[544] Herodot. v, 109. Ἡμέας δὲ ἀπέπεμψε τὸ κοινὸν τῶν Ἰώνων φυλάξοντας τὴν θάλασσαν, etc.: compare vi, 7.

[545] Herodot. v, 112.

[546] Herodot. v, 112-115. It is not uninteresting to compare, with this reconquest of Cyprus by the Persians, the conquest of the same island by the Turks in 1570, when they expelled from it the Venetians. See the narrative of that conquest (effected in the reign of Selim the Second by the Seraskier Mustapha-Pasha), in Von Hammer, Geschichte des Osmannischen Reichs, book xxxvi, vol. iii, pp. 578-589. Of the two principal towns, Nikosia in the centre of the island, and Famagusta on the north-eastern coast, the first, after a long siege, was taken by storm, and the inhabitants of every sex and age either put to death or carried into slavery; while the second, after a most gallant defence, was allowed to capitulate. But the terms of the capitulation were violated in the most flagitious manner by the Seraskier, who treated the brave Venetian governor, Bragadino, with frightful cruelty, cutting off his nose and ears, exposing him to all sorts of insults, and ultimately causing him to be flayed alive. The skin of this unfortunate general was conveyed to Constantinople as a trophy, but in after-times found its way to Venice.

We read of nothing like this treatment of Bragadino in the Persian reconquest of Cyprus, though it was a subjugation after revolt; indeed, nothing like it in all Persian warfare.

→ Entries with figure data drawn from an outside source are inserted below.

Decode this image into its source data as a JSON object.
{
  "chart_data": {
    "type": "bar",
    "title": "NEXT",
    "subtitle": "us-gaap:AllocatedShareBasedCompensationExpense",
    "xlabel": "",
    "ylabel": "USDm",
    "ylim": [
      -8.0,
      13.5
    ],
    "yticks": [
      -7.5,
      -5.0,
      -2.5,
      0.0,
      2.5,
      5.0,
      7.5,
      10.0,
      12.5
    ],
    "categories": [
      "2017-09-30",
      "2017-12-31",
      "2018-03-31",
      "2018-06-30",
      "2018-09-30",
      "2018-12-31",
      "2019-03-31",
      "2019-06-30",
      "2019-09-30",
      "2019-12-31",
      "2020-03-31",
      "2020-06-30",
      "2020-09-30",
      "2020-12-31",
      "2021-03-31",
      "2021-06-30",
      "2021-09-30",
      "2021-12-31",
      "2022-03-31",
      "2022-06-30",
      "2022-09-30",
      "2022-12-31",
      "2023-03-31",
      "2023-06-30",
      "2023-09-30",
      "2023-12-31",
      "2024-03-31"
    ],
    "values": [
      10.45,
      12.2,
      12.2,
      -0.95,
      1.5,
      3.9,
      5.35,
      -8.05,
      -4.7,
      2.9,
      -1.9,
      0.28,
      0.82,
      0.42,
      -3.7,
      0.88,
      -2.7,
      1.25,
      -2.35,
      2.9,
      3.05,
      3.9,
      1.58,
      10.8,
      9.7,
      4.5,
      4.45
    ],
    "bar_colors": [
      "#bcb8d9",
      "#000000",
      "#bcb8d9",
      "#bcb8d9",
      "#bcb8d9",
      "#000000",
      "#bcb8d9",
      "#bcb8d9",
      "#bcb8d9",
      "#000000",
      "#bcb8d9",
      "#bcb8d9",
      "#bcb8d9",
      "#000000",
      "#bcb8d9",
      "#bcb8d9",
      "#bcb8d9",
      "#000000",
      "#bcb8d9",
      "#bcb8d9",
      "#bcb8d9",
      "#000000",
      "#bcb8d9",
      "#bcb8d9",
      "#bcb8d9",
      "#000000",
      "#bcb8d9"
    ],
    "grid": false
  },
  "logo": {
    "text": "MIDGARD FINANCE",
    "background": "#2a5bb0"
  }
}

Von Hammer gives a short sketch (not always very accurate as to ancient times) of the condition of Cyprus under its successive masters,—Persians, Græco-Egyptians, Romans, Arabians, the dynasty of Lusignan, Venetians, and Turks,—the last seems decidedly the worst of all.

In reference to the above-mentioned piece of cruelty, I may mention that the Persian king Kambysês caused one of the royal judges (according to Herodotus v, 25), who had taken a bribe to render an iniquitous judgment, to be flayed alive, and his skin to be stretched upon the seat on which his son was placed to succeed him; as a lesson of justice to the latter. A similar story is told respecting the Persian king Artaxerxês Mnêmon; and what is still more remarkable, the same story is also recounted in the Turkish history, as an act of Mohammed the Second (Von Hammer, Geschichte des Osmannisch. Reichs, book xvii, vol. ii, p. 209; Diodorus, xv, 10). Ammianus Marcellinus (xxiii, 6) had good reason to treat the reality of the fact as problematical.

[547] Herodot. v, 117.

[548] Herodot. v, 122-124.

[549] Herodot. v, 118. On the topography of this spot, as described in Herodotus, see a good note in Weissenborn, Beyträge zur genaueren Erforschung der alt. Griechischen Geschichte, p. 116, Jena, 1844.

He thinks, with much reason, that the river Marsyas here mentioned cannot be that which flows through Kelænæ, but another of the same name which flows into the Mæander from the southwest.